Herb tries his cell phone. Harry found half a bottle of Grey Goose vodka in my freezer and he takes a swig. Latham has his arm around Mom. I wonder if I can get on the roof by climbing onto the veranda in back. Maybe I can stand on the patio table and pull myself up. But even if I manage, I’ll probably be seen doing it.

“I was saving this, because I wanted to keep a clear head,” Mom says. “But I think we could all use a couple.”

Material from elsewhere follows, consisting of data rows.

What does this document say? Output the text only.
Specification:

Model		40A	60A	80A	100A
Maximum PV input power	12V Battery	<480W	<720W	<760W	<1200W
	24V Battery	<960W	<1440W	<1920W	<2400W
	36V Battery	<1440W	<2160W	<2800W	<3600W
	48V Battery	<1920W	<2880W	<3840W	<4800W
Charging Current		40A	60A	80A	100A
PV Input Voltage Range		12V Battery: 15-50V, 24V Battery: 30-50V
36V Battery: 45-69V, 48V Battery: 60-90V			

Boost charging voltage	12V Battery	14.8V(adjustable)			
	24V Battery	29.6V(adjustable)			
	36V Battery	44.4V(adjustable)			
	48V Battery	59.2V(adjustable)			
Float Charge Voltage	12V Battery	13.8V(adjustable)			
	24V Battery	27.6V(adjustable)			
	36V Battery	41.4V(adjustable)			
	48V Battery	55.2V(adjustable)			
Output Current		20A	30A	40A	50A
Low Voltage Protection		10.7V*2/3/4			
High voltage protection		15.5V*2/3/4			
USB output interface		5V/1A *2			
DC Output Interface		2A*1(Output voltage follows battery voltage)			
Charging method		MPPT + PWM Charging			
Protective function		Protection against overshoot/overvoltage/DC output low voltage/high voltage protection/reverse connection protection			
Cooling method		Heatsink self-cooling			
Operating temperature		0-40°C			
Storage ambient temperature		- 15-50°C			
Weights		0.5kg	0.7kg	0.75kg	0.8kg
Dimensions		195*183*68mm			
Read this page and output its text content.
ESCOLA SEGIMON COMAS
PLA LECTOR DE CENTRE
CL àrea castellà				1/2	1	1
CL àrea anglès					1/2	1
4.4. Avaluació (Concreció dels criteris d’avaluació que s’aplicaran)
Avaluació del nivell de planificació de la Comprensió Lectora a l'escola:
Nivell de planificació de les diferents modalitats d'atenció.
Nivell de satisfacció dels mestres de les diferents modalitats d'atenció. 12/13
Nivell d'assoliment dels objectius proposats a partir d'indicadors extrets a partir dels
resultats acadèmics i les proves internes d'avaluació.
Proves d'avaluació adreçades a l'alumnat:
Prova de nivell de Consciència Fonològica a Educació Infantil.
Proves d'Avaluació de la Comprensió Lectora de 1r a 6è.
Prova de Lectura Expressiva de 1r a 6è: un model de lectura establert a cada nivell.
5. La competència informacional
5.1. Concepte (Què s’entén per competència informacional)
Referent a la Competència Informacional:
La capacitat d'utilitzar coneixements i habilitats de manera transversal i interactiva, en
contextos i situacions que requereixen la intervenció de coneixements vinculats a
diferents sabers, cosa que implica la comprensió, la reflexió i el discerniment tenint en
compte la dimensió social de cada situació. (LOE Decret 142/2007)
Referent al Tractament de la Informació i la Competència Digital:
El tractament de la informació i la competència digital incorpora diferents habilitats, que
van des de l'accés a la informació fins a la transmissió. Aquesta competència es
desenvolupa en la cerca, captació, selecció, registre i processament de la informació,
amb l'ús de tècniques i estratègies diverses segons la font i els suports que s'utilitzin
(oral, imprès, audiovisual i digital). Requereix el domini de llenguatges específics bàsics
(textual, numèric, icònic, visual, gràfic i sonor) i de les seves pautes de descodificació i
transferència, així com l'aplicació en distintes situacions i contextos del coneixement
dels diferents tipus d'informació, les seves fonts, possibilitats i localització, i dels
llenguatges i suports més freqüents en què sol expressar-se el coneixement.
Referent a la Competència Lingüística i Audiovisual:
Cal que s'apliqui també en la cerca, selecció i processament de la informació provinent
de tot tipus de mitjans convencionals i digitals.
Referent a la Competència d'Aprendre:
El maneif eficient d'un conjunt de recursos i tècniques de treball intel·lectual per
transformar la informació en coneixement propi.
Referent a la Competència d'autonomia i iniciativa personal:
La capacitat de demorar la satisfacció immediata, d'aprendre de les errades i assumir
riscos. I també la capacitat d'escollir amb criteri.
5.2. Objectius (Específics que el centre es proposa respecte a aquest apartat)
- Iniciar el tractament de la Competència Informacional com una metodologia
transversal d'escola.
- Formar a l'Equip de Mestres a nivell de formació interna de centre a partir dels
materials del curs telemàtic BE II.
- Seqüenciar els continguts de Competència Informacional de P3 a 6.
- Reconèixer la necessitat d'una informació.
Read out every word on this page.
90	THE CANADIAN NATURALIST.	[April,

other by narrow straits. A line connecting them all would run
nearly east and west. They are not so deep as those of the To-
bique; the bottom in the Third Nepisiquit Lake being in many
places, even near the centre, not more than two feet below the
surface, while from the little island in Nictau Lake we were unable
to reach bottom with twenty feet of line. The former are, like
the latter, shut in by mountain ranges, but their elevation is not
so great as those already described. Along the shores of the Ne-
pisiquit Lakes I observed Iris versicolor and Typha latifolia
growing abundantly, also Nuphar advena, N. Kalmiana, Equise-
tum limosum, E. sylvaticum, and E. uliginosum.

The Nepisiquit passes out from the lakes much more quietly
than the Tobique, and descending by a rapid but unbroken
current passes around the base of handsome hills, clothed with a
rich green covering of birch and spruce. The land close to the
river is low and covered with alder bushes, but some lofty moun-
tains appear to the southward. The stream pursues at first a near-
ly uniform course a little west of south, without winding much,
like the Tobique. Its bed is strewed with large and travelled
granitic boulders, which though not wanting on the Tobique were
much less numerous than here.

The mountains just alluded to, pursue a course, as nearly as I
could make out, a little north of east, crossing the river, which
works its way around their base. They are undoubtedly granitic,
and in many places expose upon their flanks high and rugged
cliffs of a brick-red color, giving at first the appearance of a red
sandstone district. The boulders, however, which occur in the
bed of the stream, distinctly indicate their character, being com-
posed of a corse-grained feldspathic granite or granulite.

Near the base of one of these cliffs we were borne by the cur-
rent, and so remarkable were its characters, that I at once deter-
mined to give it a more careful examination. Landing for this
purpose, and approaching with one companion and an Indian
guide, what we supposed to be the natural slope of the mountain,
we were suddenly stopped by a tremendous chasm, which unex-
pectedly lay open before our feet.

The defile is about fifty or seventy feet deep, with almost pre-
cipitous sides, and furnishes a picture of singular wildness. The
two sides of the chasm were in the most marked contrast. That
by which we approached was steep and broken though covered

She holds up a bottle of OxyContin – her prescription arthritis pain medication. It has an extra-large cap, and she spins it off like a pro.

“Who needs a hit?” she asks.

Herb takes four. Latham takes two. Mom takes two. I decline – opiates aren’t wise with a head injury. Harry takes two, and washes them down with a swig of Grey Goose.

“You shouldn’t mix codeine and alcohol,” Mom chides. “It intensifies the effect.”

“I sure as hell hope so.”

Harry passes Mom the bottle. She takes a nip, as do Latham and Herb. I get it last, and since I’m not mixing it with drugs, I take the biggest swallow. It burns going down, and sits in my empty stomach like a lump of charcoal.

We’re all quiet for a moment. It isn’t hard to read everyone’s thoughts, because we each have the same one: We’re all going to die.

“Okay,” I say. “I bet I can pick one of them off from the living room.”